Многообразие лексических названий, соответствующих особенностям ветра, свидетельтвуют о глубине творческой миросозерцательности, богатстве языковой культуры и мышления. В названиях проецируются особенности осадков, времен года, погоды, направлений и сторон света, понятия о силе и скорости стихии, фаз суток. Информативны многочисленные названия – обозначения стихии, отражающие многобразие ее свойств: “йылы ел” (теплый ветер), “ ҡыуан ел” (суховей), “екәт ел” (тихий ветер), “ саба ел” (утренний ветер); отражаются пространственные и временные координаты ветра: “ ҡаршы ел” (встречный ветер), “ сарсар” (зимний холодный ветер), “ япраҡ еле” (холодный пронизывающий весенний ветер в период распускания листьев), “ ыңғай ел” (попутный ветер) и мн. др. [Хабибуллина, Хусаинова 2022, 134]. Правила поведения, бытохозяйственные заботы регулировались с учетом характеристик ветра, времени стихии. Так, во время суховея нельзя косить траву (“она не имеет силы”), проводить обряд встречи килен- невестки в доме мужа (она будет “ҡоро аяҡ” , т.е. с ней в дом не придет благо); нельзя начинать бура һуғыу – ставить новый сруб (“в доме поселится дух нищеты”); а сильный северный ветер неблагоприятен для начала путешествий и т.д.
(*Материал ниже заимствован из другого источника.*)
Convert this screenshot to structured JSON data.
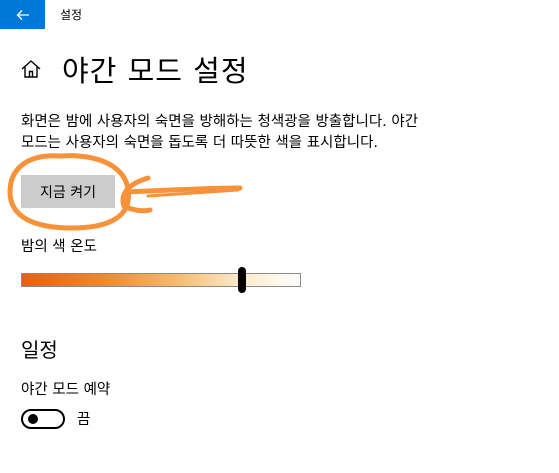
{
  "titlebar": {
    "app_title": "설정",
    "back_icon": "back-arrow-icon",
    "accent_color": "#0078d7"
  },
  "header": {
    "home_icon": "home-icon",
    "title": "야간 모드 설정"
  },
  "main": {
    "description_line1": "화면은 밤에 사용자의 숙면을 방해하는 청색광을 방출합니다. 야간",
    "description_line2": "모드는 사용자의 숙면을 돕도록 더 따뜻한 색을 표시합니다.",
    "turn_on_button": "지금 켜기",
    "color_temperature": {
      "label": "밤의 색 온도",
      "value_fraction": 0.79
    }
  },
  "schedule": {
    "heading": "일정",
    "label": "야간 모드 예약",
    "toggle_state": "끔",
    "toggle_on": false
  },
  "annotation": {
    "color": "#f7923a",
    "icon": "hand-drawn-circle-and-arrow"
  }
}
Вечерние и ночные фазы суток считались временем передвижения зловредных существ, «разгула нечистых сил, джиннов, духов болезней». Ветер, как сильный, так и теплый, веющий во время вечернего заката, считался особо опасным. Проходя большие пространства, земли и дороги, ветер действовал как разносчик не только разных вестей (ел хәбәр килтерә), но и многих болезней: это болезнь ушей (сарпыу), наговоры, сплетни (тел-теш), козни шайтанов (зәхмәт), воспаления грудных детей (сарсыҡ) [Хи-самитдинова 2011, 150]. Представления о демоническом происхождении ветра запечатлелись во многих предписаниях и народных знаниях. Вредоносным считался “ат еле”, т.е. сильный порыв ветра, сопровождающий скачущего коня. Отсюда генезис природы происхождения и смыслы строгих запретов: нельзя стоять на пути скачущего коня, находиться близко от дорожек конных скачек и т.д. Ныне избегания, запреты переосмыслены по отношению к технике – нельзя находиться вблизи проезжей дороги, иначе “побьет ветер машины”. Предупреждения об особой опасности взгляда, всхрапывания или ржания только что прискакавшего коня связаны с демоническими верованиями о болезни “елпеү” или “ҡағылған” (“коснулся”), настигавшей в этих случаях [Хадыева 2005, 81]. Особо оберегали от ветра детей. Болезнь “ҡағылған” (“коснулся”) мог заговорить только сильный баксы (целитель-шаман; записано автором в 1992 г. от Д.Б. Шамигулова, 1941 г.р., в дер. Мурадымово Кугарчинского района Республики Башкортостан). Этногенные истоки избеганий восходят к архаичным мифам о про- тивостоянии Коня и Человека. Землю вначале населяли лошади, сильные, быстрые, они считались сами дьявольского происхождения, потому опасались подчинения людям [Березкин 2012, 35–40]. Рудименты антагонизма двух сфер запечатлены в эпических, сказочных эпизодах, когда приручение всегда сопровождается отчаянной схваткой между человеком и конем.